Sodium acetate a safe, efficacious option for alkalinization in patients on high-dose MTX

Intravenous (IV) sodium acetate is as efficacious and safe as IV sodium bicarbonate for urine alkalinization with high-dose methotrexate (MTX) and may be used as a substitute in case of shortage, suggests a retrospective study.

“In the event of a future IV sodium bicarbonate shortage, this single-centre experience supports the consideration of IV sodium acetate as an alternative alkalinizing agent for patients undergoing treatment with high-dose MTX,” the researchers said.

Adults admitted to Barnes-Jewish Hospital in Missouri, US, to receive high-dose MTX for lymphoma, breast cancer with leptomeningeal spread, or osteosarcoma were included in this retrospective cohort study. Those who had received IV sodium acetate or sodium bicarbonate alkalinization were eligible.

A total of 192 encounters with high-dose MTX were included in the analysis, of which 154 (sodium bicarbonate, n=86; sodium acetate, n=68) were assessed for safety and efficacy. [J Oncol Pharm Pract 2023;doi:10.1177/10781552211060287]

No significant between-group difference was observed in safety outcomes, except for higher peak MTX level (2.9 vs 1.7 mcmol/L; p=0.023) and increased incidence of grade 3‒4 alanine aminotransferase in the bicarbonate group (23.5 percent vs 9 percent; p=0.02).

In addition, time from alkalinizer initiation to pH ≥7, the primary endpoint, was markedly shorter in the bicarbonate group (4 vs 5.15 h; p=0.021). However, sodium acetate was associated with shorter inpatient time for outcomes such as length of stay (LOS; 4.4 vs 4 days; p=0.037) and time to MTX clearance (3.6 vs 3.2 days; p=0.023) overall.

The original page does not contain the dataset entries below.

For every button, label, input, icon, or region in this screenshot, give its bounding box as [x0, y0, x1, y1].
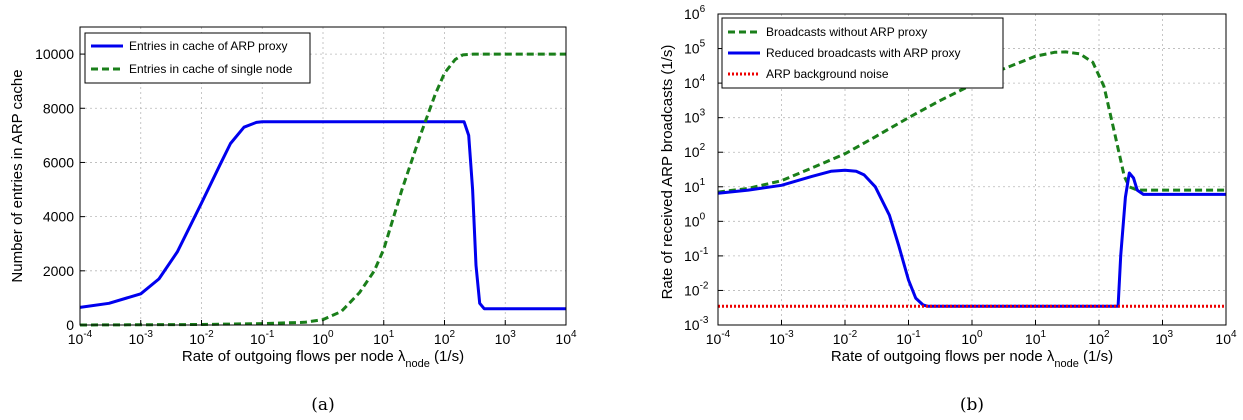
y-tick-label-a: 0 [66, 317, 74, 333]
y-tick-label-b: 102 [684, 142, 706, 160]
y-tick-label-b: 10-2 [684, 280, 709, 298]
y-tick-label-b: 101 [684, 177, 706, 195]
x-tick-label-a: 10-3 [129, 329, 154, 347]
chart-a: 10-4 10-3 10-2 10-1 100 101 102 103 104 0 2000 4000… [9, 26, 577, 415]
x-axis-label-a: Rate of outgoing flows per node λnode (1… [182, 348, 464, 370]
legend-label-single-node: Entries in cache of single node [129, 62, 293, 76]
y-axis-label-b: Rate of received ARP broadcasts (1/s) [659, 45, 676, 300]
x-tick-label-b: 10-1 [896, 329, 921, 347]
x-tick-label-b: 104 [1215, 329, 1237, 347]
series-line-entries-in-cache-of-arp-proxy-a [79, 120, 566, 311]
series-group-a [79, 52, 566, 327]
legend-label-noise: ARP background noise [766, 67, 889, 81]
x-tick-label-a: 10-2 [189, 329, 214, 347]
legend-a: Entries in cache of ARP proxy Entries in… [84, 32, 311, 84]
ticks-a: 10-4 10-3 10-2 10-1 100 101 102 103 104 0 2000 4000… [35, 46, 577, 347]
y-tick-label-a: 8000 [43, 100, 74, 116]
legend-label-arp-proxy: Entries in cache of ARP proxy [129, 39, 288, 53]
y-tick-label-a: 2000 [43, 263, 74, 279]
series-line-broadcasts-without-arp-proxy-b [717, 50, 1226, 194]
caption-a: (a) [311, 395, 334, 415]
y-tick-label-a: 6000 [43, 154, 74, 170]
x-tick-label-a: 101 [373, 329, 395, 347]
y-axis-label-a: Number of entries in ARP cache [9, 69, 26, 282]
legend-label-without-proxy: Broadcasts without ARP proxy [766, 25, 927, 39]
y-tick-label-a: 4000 [43, 209, 74, 225]
x-tick-label-a: 104 [555, 329, 577, 347]
y-tick-label-b: 103 [684, 108, 706, 126]
x-tick-label-b: 102 [1088, 329, 1110, 347]
y-tick-label-b: 105 [684, 39, 706, 57]
y-tick-label-b: 106 [684, 4, 706, 22]
legend-label-with-proxy: Reduced broadcasts with ARP proxy [766, 46, 961, 60]
x-tick-label-a: 10-4 [68, 329, 93, 347]
caption-b: (b) [960, 395, 984, 415]
y-tick-label-b: 100 [684, 211, 706, 229]
x-tick-label-b: 10-3 [769, 329, 794, 347]
series-group-b [717, 50, 1226, 308]
y-tick-label-b: 104 [684, 73, 706, 91]
legend-box-b [721, 17, 1004, 89]
x-tick-label-b: 103 [1152, 329, 1174, 347]
series-line-entries-in-cache-of-single-node-a [79, 52, 566, 327]
x-tick-label-a: 102 [434, 329, 456, 347]
x-tick-label-a: 10-1 [250, 329, 275, 347]
y-tick-label-b: 10-3 [684, 315, 709, 333]
legend-b: Broadcasts without ARP proxy Reduced bro… [721, 17, 1004, 89]
y-tick-label-a: 10000 [35, 46, 74, 62]
x-tick-label-b: 100 [961, 329, 983, 347]
x-tick-label-b: 10-2 [833, 329, 858, 347]
chart-b: 10-4 10-3 10-2 10-1 100 101 102 103 10410-310-21… [659, 4, 1237, 415]
legend-box-a [84, 32, 311, 84]
x-tick-label-a: 100 [312, 329, 334, 347]
y-tick-label-b: 10-1 [684, 246, 709, 264]
x-axis-label-b: Rate of outgoing flows per node λnode (1… [831, 348, 1113, 370]
ticks-b: 10-4 10-3 10-2 10-1 100 101 102 103 10410-310-21… [684, 4, 1237, 347]
x-tick-label-a: 103 [495, 329, 517, 347]
x-tick-label-b: 101 [1025, 329, 1047, 347]
x-tick-label-b: 10-4 [706, 329, 731, 347]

“Although the primary endpoint … was statistically significant in favour of IV sodium bicarbonate, the difference of <1.5 h was not of clinical significance,” the researchers said. “This result was contradicted with results of other endpoints favouring IV sodium acetate, such as LOS and time to clear MTX, the difference for both outcomes approximately 9–10 h between groups.”

In another retrospective study, investigators at Children’s Hospital of Colorado, US, evaluated the use of IV sodium acetate, oral sodium citrate, and oral sodium bicarbonate for urine alkalinization in paediatric patients receiving high-dose MTX. [J Pediatr Hematol Oncol 2019;41:371-375]

Oral options were initiated first due to a shortage in sodium acetate at the time of the study. Patients who switched from oral agents to IV sodium acetate before achieving the pH goal (n=26, 25.5 percent of cycles) were excluded from the analysis. Intolerance (10/26) and inadequate alkalinization (11/26) were the most common reasons for the switch.

“Conclusions could not be drawn regarding IV sodium acetate use as it was a second line option and was limited in supply,” the investigators said. “Additionally, this study evaluated the paediatric population, limiting generalizability of conclusions to adult patients.”

Of note, while IV sodium acetate may serve as an effective option, it remains not immune to shortages.

“Further prospective studies are needed to establish IV sodium acetate as a routine alternative choice in the absence of an IV sodium bicarbonate shortage,” the researchers said.